O Acre com as suas características naturais, seu povo e seu trabalhos sempre foram direcionados para produção agropecuária e a sustentabilidade ao longo da história, principalmente, por fazer parte da região amazônica. Os ciclos da borracha e da madeira, são substituídos na década de 60 pelas pastagens com bovinos que transformaram o Acre em dos maiores bovinocultores do norte do Brasil, atualmente vem se destacando também na produção de suínos e aves que alimentarão acreanos, brasileiros e povos andinos (Peru e Bolívia).

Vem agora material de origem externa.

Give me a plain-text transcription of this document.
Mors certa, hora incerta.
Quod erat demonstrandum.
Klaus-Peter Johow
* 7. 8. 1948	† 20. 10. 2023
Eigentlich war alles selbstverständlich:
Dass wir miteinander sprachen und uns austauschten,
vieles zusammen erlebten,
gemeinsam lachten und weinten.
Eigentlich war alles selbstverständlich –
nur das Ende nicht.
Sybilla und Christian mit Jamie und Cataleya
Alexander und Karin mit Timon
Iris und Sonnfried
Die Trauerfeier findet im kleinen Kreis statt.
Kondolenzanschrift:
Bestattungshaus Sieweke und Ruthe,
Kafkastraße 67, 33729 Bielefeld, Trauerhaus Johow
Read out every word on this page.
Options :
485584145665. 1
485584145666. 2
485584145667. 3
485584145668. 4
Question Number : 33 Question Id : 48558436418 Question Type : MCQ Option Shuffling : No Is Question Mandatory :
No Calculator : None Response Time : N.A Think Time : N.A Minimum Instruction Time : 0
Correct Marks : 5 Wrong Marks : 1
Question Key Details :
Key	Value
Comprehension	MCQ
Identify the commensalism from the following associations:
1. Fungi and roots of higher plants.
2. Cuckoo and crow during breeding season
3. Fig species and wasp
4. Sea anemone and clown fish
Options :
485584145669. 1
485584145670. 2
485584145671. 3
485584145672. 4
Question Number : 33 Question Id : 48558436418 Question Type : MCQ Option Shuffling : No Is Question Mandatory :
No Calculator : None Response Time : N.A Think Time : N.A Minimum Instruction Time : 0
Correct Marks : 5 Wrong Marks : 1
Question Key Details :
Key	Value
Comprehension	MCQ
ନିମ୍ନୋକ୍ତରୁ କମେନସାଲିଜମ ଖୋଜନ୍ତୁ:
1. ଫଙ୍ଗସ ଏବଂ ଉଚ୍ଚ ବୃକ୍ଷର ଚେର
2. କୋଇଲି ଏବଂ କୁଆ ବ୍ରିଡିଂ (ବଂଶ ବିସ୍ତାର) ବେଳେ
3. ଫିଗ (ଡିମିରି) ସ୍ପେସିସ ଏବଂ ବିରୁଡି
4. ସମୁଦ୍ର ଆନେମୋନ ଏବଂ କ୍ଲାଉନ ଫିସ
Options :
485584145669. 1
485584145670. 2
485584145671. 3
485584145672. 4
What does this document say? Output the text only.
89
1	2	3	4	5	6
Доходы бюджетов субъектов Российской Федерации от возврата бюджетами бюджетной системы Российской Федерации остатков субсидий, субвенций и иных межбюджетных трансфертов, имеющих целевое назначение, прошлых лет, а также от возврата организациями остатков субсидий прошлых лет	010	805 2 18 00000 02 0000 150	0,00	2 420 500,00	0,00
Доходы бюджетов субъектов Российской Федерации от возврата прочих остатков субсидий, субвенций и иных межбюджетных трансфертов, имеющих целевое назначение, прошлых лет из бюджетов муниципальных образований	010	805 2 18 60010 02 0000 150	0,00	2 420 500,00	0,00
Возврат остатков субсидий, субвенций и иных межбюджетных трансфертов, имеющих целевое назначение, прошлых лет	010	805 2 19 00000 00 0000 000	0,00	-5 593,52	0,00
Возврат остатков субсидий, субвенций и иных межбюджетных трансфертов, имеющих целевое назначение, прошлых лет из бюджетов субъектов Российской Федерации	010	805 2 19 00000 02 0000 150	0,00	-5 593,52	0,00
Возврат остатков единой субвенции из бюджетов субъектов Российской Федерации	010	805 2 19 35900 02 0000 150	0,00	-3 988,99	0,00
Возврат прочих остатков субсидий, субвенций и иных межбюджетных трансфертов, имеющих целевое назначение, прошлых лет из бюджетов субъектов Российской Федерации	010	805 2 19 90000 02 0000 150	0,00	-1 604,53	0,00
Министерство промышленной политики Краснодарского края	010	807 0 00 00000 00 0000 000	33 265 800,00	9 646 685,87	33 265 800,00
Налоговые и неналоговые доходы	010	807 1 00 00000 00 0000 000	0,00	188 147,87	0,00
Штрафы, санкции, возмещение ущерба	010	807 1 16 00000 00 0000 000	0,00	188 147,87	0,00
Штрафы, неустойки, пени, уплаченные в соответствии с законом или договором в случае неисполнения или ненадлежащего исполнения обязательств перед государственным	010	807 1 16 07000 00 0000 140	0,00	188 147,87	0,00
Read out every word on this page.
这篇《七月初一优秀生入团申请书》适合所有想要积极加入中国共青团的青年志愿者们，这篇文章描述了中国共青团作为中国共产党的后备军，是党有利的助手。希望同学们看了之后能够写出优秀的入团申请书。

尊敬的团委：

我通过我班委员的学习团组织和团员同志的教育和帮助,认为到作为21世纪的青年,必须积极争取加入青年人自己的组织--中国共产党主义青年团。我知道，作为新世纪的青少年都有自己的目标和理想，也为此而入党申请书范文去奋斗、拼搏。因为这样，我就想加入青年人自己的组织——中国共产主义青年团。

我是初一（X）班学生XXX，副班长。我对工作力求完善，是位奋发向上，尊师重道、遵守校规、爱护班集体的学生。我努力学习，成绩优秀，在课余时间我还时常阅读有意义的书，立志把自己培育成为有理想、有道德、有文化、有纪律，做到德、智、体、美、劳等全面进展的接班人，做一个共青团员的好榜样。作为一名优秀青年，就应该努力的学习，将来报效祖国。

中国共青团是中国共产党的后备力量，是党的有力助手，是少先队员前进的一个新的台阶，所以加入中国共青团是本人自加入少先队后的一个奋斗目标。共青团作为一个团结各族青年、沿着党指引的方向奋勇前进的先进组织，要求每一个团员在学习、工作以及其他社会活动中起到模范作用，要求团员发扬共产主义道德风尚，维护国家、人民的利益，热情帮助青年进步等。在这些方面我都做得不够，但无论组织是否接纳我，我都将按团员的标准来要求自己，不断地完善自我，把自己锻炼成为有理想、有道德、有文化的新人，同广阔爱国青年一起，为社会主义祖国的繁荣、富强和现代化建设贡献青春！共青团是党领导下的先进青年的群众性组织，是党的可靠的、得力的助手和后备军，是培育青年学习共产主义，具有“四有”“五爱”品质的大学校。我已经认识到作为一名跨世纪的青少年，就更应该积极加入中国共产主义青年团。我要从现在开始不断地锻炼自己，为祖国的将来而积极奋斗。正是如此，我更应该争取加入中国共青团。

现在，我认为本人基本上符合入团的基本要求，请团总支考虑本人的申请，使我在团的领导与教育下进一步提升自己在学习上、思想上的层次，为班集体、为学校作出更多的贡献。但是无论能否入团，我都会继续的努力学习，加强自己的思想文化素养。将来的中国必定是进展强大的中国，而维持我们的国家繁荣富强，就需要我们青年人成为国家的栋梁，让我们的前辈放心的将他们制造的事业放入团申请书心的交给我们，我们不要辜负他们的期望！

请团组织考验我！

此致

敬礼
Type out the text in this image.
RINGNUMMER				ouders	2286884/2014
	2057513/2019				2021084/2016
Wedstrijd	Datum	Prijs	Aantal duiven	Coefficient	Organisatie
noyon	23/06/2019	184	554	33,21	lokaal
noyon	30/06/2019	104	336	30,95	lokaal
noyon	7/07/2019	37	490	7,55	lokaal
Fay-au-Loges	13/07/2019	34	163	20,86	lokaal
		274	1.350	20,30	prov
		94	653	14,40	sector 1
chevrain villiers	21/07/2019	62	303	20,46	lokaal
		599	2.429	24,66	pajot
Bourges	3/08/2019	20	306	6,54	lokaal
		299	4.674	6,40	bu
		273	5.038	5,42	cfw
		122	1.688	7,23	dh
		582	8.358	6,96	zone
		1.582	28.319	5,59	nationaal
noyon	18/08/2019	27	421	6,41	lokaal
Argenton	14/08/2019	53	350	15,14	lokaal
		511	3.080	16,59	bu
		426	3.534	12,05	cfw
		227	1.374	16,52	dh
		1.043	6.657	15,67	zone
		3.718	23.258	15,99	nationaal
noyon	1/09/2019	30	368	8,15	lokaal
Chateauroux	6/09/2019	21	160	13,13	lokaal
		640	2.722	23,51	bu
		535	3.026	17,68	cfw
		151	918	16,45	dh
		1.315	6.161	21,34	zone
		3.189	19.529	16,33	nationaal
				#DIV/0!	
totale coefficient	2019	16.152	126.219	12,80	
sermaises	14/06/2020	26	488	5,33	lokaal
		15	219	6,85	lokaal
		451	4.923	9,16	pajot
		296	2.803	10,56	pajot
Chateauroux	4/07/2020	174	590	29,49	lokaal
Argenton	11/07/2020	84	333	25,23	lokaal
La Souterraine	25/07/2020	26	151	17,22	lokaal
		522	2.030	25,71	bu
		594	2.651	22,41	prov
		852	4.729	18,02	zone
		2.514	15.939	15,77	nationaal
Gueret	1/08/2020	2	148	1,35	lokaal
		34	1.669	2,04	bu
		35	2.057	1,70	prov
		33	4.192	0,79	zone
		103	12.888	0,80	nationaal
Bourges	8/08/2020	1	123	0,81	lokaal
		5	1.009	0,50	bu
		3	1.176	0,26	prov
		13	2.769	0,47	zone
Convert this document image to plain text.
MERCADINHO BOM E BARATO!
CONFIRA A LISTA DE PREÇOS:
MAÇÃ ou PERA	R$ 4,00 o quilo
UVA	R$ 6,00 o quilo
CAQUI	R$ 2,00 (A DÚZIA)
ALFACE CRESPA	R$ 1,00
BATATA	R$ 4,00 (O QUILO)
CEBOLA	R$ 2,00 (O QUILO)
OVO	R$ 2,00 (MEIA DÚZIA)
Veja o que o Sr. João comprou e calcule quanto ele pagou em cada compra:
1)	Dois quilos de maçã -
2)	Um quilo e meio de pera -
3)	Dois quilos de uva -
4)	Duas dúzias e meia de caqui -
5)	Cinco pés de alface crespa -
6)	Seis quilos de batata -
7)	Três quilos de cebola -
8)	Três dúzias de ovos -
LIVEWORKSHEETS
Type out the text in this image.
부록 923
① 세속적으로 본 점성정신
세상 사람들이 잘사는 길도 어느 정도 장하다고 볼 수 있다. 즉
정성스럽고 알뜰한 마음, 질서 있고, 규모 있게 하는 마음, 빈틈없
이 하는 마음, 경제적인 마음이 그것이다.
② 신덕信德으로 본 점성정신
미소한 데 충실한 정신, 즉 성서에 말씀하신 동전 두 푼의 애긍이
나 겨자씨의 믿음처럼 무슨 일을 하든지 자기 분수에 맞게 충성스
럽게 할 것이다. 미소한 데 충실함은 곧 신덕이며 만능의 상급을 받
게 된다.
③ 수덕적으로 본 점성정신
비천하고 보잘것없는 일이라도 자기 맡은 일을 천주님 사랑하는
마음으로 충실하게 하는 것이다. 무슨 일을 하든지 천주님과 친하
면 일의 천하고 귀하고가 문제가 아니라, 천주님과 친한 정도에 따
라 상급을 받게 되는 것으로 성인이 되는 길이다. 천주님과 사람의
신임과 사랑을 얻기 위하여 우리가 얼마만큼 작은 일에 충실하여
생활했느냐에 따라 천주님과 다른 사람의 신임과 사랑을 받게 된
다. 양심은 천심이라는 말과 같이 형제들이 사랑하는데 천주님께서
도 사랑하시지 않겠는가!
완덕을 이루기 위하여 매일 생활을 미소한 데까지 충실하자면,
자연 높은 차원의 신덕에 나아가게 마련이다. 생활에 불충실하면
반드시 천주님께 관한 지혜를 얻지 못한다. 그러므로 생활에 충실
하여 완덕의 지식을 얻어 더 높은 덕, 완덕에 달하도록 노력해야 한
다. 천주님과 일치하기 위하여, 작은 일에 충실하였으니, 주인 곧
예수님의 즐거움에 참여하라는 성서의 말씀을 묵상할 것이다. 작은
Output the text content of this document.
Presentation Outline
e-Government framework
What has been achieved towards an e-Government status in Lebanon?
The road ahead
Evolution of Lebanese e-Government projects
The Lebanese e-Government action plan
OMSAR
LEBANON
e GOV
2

Para apoiar de forma adequada a sua inclinação pela agropecuária, foi criada, na década 70, a Secretaria de Estado de Desenvolvimento Agrário, e em 1999, criou o Departamento de Defesa e Inspeção Sanitária (DDIS) para atender, especificamente, as questões ligadas à defesa sanitária animal e vegetal.
       Criado para atender demandas, quase que exclusivamente para o mercado estadual e nacional, o DDIS se esforçou nas décadas seguintes incorporando dezenas de programas, projetos, profissionais e metodologias para atender o setor agropecuário.
       O setor agropecuário do Acre se mobilizou para a criação, em 1997, do Fundo de Desenvolvimento da Agropecuária do Estado do Acre – FUNDEPEC/AC, detendo recurso para auxiliar em possíveis situações de saneamento em emergências sanitárias.
       Ainda em 1999, tendo em vista a necessidade de se implantar instrumentos adequados para o planejamento e execução das ações do Programa Nacional de Febre Aftosa no Estado Acre, objetivando de forma organizada, criou-se a portaria N°61 de abril de 1999, estipulando um calendário Oficial de Vacinação para erradicação da Febre Aftosa em todo território acreano.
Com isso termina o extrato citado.